The methodology for this test was as follows:
-
First, 5,000 patient IDs were captured from the database, in order to provide a collection of resource IDs that could be used as subject references for the resources being created. Note that this step is considered to be test fixture setup and was not included in the benchmark numbers.
-
Then, Observation resources were created with a subject (Observation.subject) corresponding to a randomly selected patient from the collection.
The test was repeated from one concurrent user up to 200 concurrent users.
FHIR Update
In this test we performed a FHIR update.
The methodology for this test was as follows:
-
First, 5,000 patient IDs were captured from the database, in order to provide a collection of resource IDs that could be used as parameters for the reads being performed. Note that this step is considered to be test fixture setup and was not included in the benchmark numbers.
-
Then, an update is performed as follows:
-
A random patient is selected from the loaded collection
-
If the patient has a gender of "male", an update is performed that sets this to "female"
-
If the patient has a gender of "female", an update is performed that sets this to "male"
-
If the patient has a gender of "other" or "unknown", an update is performed that does not change any attributes (a NOP).
-
FHIR Read
For this test we performed a FHIR read.
The methodology for this test was as follows:
-
First, 5,000 patients were loaded from the database, in order to provide a collection of resource IDs that can be used as parameters for the searches being performed. Note that this step is considered to be test setup and was not included in the benchmark numbers.
-
Then, an individual FHIR read was performed for a randomly selected Patient from the collection.

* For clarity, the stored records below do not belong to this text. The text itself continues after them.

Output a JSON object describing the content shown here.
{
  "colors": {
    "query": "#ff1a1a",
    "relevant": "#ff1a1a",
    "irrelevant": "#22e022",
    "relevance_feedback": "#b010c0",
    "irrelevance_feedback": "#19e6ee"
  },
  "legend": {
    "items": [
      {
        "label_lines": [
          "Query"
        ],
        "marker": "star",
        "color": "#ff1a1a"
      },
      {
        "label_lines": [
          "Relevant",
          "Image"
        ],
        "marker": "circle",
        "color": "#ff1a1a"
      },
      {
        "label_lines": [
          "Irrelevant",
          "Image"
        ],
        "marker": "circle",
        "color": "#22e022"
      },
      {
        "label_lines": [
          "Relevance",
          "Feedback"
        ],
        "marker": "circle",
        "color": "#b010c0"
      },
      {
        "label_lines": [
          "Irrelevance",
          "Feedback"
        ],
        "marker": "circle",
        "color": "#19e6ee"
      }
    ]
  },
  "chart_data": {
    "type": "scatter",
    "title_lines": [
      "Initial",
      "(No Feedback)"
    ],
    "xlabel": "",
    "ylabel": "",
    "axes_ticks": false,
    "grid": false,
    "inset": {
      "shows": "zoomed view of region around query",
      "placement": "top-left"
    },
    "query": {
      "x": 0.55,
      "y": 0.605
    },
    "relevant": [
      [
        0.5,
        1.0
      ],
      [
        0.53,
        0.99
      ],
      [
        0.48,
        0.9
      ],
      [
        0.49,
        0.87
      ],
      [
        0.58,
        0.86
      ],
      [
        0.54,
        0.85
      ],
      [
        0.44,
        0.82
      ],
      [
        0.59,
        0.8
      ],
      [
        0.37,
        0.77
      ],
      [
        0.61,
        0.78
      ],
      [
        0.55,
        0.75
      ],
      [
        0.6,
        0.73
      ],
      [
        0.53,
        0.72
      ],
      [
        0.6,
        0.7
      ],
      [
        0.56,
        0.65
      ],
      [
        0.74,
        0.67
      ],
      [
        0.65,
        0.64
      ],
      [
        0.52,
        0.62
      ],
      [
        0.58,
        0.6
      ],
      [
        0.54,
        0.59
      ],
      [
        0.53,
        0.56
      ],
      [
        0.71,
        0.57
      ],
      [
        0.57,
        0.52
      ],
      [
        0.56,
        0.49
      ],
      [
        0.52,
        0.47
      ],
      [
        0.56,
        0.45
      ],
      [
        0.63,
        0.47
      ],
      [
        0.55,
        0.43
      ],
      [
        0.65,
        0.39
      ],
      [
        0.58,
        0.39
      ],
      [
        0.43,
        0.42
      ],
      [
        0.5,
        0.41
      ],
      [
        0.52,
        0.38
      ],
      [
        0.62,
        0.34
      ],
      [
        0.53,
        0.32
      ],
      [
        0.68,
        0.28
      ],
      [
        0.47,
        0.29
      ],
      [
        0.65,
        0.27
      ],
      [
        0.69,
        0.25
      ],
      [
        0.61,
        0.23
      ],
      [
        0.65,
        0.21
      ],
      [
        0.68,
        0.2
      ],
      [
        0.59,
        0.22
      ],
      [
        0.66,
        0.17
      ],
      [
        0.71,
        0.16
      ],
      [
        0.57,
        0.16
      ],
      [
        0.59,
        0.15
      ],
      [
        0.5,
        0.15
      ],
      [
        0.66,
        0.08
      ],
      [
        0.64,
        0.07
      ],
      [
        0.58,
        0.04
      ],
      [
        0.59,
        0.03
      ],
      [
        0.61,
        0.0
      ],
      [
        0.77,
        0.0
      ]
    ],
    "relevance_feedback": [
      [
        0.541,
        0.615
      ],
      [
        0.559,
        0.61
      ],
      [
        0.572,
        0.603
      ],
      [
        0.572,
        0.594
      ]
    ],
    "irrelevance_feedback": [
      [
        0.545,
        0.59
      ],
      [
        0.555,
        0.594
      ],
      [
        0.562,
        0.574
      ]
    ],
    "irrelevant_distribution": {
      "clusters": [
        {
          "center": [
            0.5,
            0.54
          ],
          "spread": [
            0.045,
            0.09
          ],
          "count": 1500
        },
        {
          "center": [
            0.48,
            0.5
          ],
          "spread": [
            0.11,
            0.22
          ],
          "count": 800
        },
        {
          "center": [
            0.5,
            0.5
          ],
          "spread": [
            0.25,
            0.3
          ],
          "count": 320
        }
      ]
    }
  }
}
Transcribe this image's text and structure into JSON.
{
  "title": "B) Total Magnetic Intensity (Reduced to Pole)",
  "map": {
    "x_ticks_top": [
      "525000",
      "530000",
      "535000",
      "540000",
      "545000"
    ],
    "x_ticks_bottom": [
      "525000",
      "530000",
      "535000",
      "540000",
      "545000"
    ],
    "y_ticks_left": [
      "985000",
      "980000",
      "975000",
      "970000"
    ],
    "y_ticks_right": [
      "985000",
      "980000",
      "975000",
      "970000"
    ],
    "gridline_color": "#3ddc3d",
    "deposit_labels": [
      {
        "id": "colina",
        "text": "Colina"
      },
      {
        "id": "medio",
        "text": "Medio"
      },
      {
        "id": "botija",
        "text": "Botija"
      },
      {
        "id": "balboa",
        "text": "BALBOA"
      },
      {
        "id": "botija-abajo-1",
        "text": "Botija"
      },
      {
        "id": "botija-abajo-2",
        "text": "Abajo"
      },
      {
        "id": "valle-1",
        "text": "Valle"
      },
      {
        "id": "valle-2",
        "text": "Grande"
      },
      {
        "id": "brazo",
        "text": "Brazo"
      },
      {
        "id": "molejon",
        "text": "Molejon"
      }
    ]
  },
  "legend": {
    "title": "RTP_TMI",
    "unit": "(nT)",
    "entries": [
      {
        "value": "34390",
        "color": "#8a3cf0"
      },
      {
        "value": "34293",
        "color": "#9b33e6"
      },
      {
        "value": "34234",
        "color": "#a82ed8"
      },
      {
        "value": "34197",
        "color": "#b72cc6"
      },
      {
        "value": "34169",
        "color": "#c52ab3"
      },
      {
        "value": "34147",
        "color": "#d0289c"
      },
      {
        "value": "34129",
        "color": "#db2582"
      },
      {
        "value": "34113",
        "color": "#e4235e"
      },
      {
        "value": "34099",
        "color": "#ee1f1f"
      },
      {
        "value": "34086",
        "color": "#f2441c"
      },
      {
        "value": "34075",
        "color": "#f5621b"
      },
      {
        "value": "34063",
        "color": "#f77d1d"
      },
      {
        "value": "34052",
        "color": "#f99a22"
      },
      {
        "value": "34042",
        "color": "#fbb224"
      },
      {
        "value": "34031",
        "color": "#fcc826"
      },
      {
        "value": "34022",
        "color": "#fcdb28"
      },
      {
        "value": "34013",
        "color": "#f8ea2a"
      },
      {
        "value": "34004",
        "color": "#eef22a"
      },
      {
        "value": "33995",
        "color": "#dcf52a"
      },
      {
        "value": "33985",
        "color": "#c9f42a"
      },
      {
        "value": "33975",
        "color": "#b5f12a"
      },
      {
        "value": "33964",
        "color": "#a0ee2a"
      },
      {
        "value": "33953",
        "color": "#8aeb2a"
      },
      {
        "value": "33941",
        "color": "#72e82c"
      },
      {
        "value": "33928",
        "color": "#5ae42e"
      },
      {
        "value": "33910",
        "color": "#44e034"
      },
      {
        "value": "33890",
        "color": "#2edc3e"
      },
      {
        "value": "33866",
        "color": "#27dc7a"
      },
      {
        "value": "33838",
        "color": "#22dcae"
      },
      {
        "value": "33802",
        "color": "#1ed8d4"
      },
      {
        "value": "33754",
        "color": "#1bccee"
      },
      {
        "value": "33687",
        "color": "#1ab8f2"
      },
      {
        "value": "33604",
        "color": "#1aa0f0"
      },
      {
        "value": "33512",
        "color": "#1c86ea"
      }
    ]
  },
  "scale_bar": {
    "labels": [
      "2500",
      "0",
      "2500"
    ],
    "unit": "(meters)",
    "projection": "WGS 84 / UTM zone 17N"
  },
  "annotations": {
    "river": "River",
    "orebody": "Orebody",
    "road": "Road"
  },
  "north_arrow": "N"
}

The test is repeated from one concurrent user up to 200 concurrent users.
Conclusions
To recap, this benchmark shows data ingestion using a commonly used technique (FHIR Transactions) and achieves overall performance of 11,716.6 resources per second.

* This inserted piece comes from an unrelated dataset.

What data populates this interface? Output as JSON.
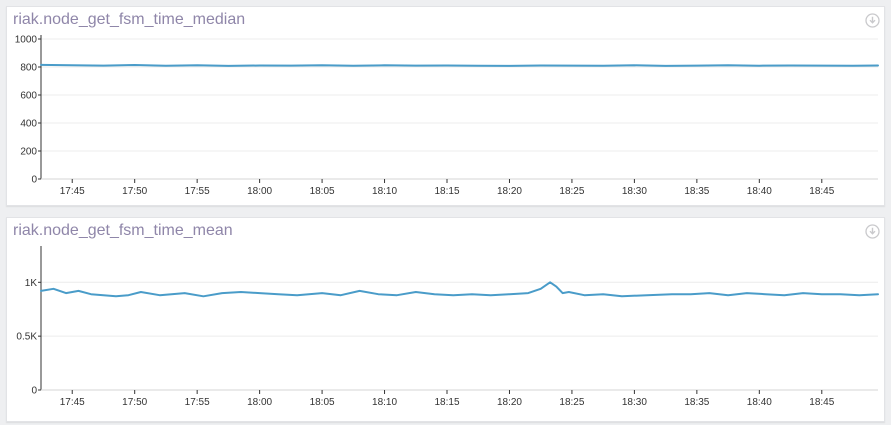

We also ran several other common FHIR server scenarios, and achieved the following results at 50 concurrent users (which is a realistic number for the given scale of data and hardware size).
It's worth pointing out a few things about this benchmark:
We are only testing one platform combination here: Smile CDR + EC2 + Aurora RDS (Postgres). Smile supports many different database technologies and deployment models, each of which come with their own advantages and disadvantages. We plan on releasing additional benchmarks in the future using other stacks in order to provide guidance on what combinations work well.
We only tested one backload mechanism: As I mentioned at the outset, Channel Import (Kafka) has traditionally been our best performing option. ETL Import (CSV) has typically performed adequately but not spectacularly, with the tradeoff being that it is very easy to work with if your source data is tabular.
We optimized our search parameters: The FHIR specification contains a huge collection of "default" search parameters. Leaving them all enabled is almost never useful, and more importantly will almost always reduce performance to some degree and increase storage space.
Most importantly, we focused only on FHIR storage and retrieval here. While our HAPI FHIR engine has been around as long as any offering on the market (and in most cases, much longer), there are many other options out there too. Of course, you want good performance, but I suspect every major solution on the market today can be configured to achieve perfectly acceptable performance and scalability. My own opinion here is this: anyone who tries to use speed as their selling point is probably trying to skirt the fact that their system doesn't offer much else.
People choose Smile because they want a complete package: Need the most comprehensive support for the FHR standard you can find? Check. Need Master Data Management capabilities? Check. Need a reliable pub/sub mechanism? Check. Need HL7 v2.x or CDA interoperability? Check. Need platform independence? Check. Need a partner that can demonstrate a long track record of success in health data and an industry-leading focus? Check.
Need great performance? Yeah, of course, Check.